O procurador-geral da República, Rodrigo Janot, refutou ontem haver conotação política nos trabalhos da força-tarefa da Operação Lava Jato ao ser questionado sobre a atuação do Ministério Público Federal (MPF). “Os números não revelam isso. Não revelam que estejamos privilegiando nenhum grupo partidário. Todos aqueles são igualmente investigados, de A a Z, e o enfrentamento desse modo de fazer política não criminaliza a política. Estamos enfrentando um modo de atuar criminalmente”, afirmou.

Questionado sobre a acusação do ex-presidente Luiz Inácio Lula da Silva de que a Polícia, Justiça e MP atuam num “pacto diabólico”, Janot defendeu a liberdade de manifestação e respondeu “o que posso dizer é que não sou religioso”.

Ele rebateu críticas de que a investigação possa ser prejudicial à economia e afirmou que o modelo descoberto pela Lava Jato não é o modelo que se quer “resguardar”, porque é baseado em práticas de cartel e suborno.

Janot destacou, no entanto, que a operação não vai acabar com a corrupção no País. “Ninguém tem a ilusão de que essa investigação vá acabar com a corrupção no País. O que a gente tem é de controlar a corrupção endêmica. Não tem herói, santo, que num passe de mágica vai dizer que o Brasil virou um paraíso. A corrupção episódica existe no mundo inteiro e vai continuar existindo. A vara está envergada e eu espero que seja sim a Lava Jato que vá quebrar essa vara no sentido de quebrar a corrupção endêmica e sistemática”, disse o procurador.

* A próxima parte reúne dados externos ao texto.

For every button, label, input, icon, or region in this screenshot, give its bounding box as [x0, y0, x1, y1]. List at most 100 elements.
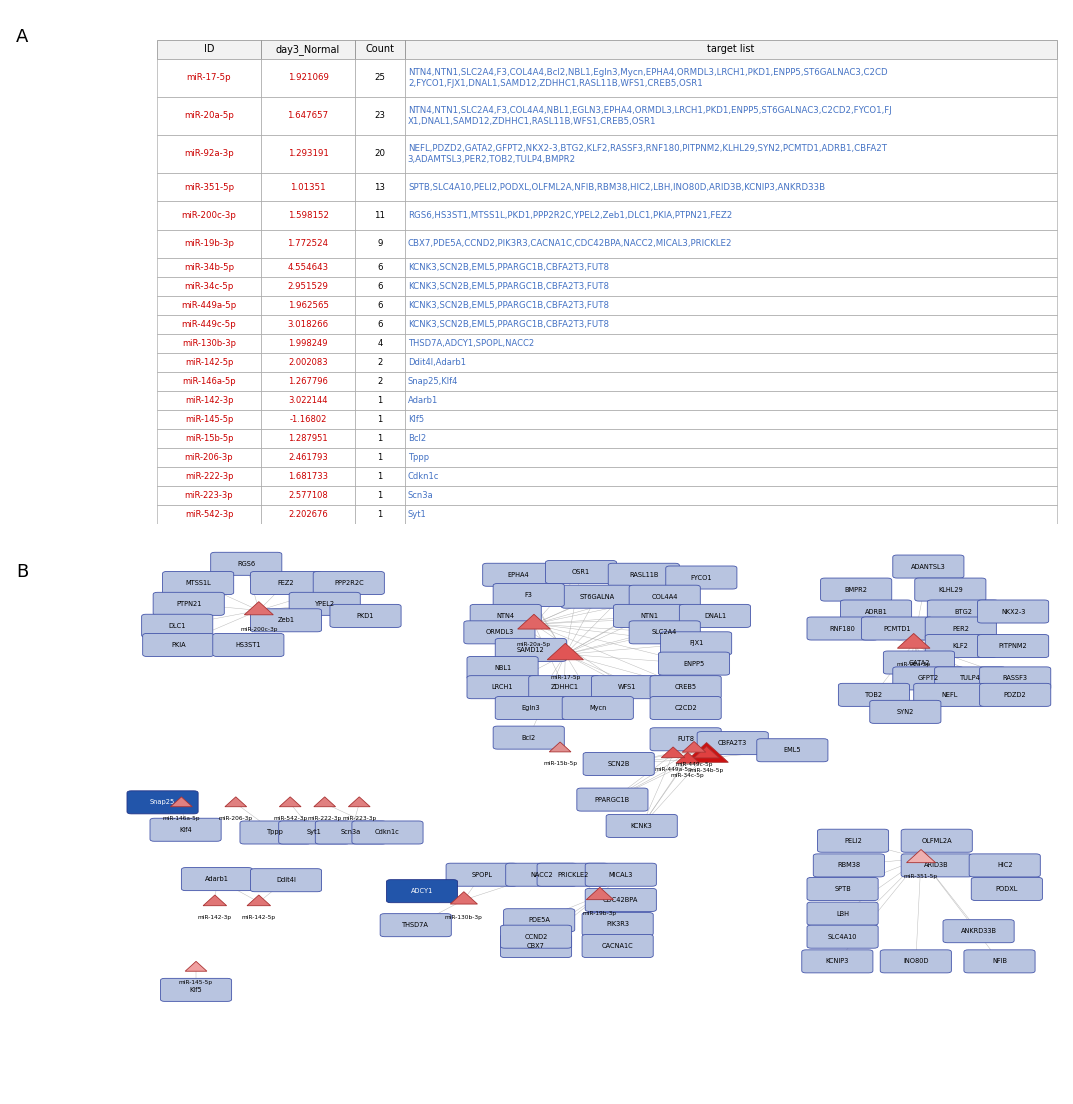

Para ele, a Lava Jato não teria “chegado onde chegou” sem a cooperação internacional. O trabalho investigativo em conjunto com outros países possibilitou, por exemplo, a denúncia das contas na Suíça do deputado cassado Eduardo Cunha.

Carteirada. Vista como parte do pacote de projetos articulados por políticos com capacidade para confrontar as investigações, a lei do abuso de autoridade, por exemplo, foi classificada por Janot como “muito ruim”. Ele afirmou que a proposta não pode deixar os “tipos de abuso” em aberto. “Hoje o ato mais visível do abuso de autoridade é a famosa carteirada. E essa lei não se refere a isso”, provocou. Ele também defendeu a redução da quantidade de autoridades com foro privilegiado no País, que chegam ao total de 22 mil atualmente.